Win32:ZAccess-GI [Trj] and Java:CVE-2012-0507-KP

[the_airwarrior]

found 2 more on boot scan yesterday evening......  Win32:ZAccess-GI [Trj] and Java:CVE-2012-0507-KP, it said they both wee moved to chest, but I expanded the window and both had errors. The ZAcess said error0xC0000022.(-1073741790) and the Java said error The system could not find the specified file (2). What should I do next?

[DavidR]

What is the infected file name, where was it found e.g. (C:\windows\system32\infected-file-name.xxx) ?

Your error = "The application failed to initialize properly (0xc0000022)" so I don't know if this also meant the boot-time scan crashed or just the process of trying to send the file/s to the chest.

Since this win32:ZAccess detection is I believe related to the zero access rootkit, so needs further investigation/analysis by a malware removal specialist:
Go to this topic http://forum.avast.com/index.php?topic=53253.0 for information on Logs to assist in cleaning malware.
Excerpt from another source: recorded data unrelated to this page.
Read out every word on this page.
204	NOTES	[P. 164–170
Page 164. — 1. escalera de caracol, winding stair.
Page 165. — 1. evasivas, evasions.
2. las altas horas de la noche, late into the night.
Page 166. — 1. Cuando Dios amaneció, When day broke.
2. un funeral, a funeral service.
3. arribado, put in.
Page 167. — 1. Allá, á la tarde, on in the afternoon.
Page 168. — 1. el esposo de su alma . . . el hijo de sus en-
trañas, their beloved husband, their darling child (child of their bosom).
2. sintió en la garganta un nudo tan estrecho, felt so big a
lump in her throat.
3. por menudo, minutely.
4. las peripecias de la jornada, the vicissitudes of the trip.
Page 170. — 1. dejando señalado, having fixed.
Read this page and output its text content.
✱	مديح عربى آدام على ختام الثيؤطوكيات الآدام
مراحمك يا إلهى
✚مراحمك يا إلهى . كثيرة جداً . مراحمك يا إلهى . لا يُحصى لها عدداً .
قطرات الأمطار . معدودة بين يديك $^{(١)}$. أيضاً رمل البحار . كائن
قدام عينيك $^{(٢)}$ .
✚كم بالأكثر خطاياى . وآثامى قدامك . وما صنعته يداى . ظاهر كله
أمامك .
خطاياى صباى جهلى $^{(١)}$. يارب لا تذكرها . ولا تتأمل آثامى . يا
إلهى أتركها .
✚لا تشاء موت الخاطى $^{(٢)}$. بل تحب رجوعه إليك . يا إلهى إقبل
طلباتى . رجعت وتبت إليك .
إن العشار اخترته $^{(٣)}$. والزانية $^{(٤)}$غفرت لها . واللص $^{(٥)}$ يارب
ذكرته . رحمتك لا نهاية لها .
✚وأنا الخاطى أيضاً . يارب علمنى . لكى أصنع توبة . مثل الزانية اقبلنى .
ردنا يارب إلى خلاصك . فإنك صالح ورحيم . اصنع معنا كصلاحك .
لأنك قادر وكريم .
Use the information about getting and using the tools and attach the logs here, not in the LOGS topic.

[the_airwarrior]

well, you need not bother, I decided that since something was up, three virus's in three days, with the first one supposedly blocked by Avast but still made through, I wiped my SSD, reloaded Win7 and she is running smooth as silk. I wasn't sure if the first one was still lurking around, changing it's name to avoid detection etc.... thanks tho!

[DavidR]

You're welcome.

That is certainly one way of attacking the problem, for many though wiping their drive and starting again from scratch is worse than a root canal filling.

I'm not a malware removal specialist, but some rootkits can be a bit complex with changes to the MBR (and possibly having a hidden partition also). I'm not sure what you mean by wiped your SDD, if that is just formatting the primary partition and reinstalling windows.

It might be worth running some of the tools for confirmation, OTL and aswMBR.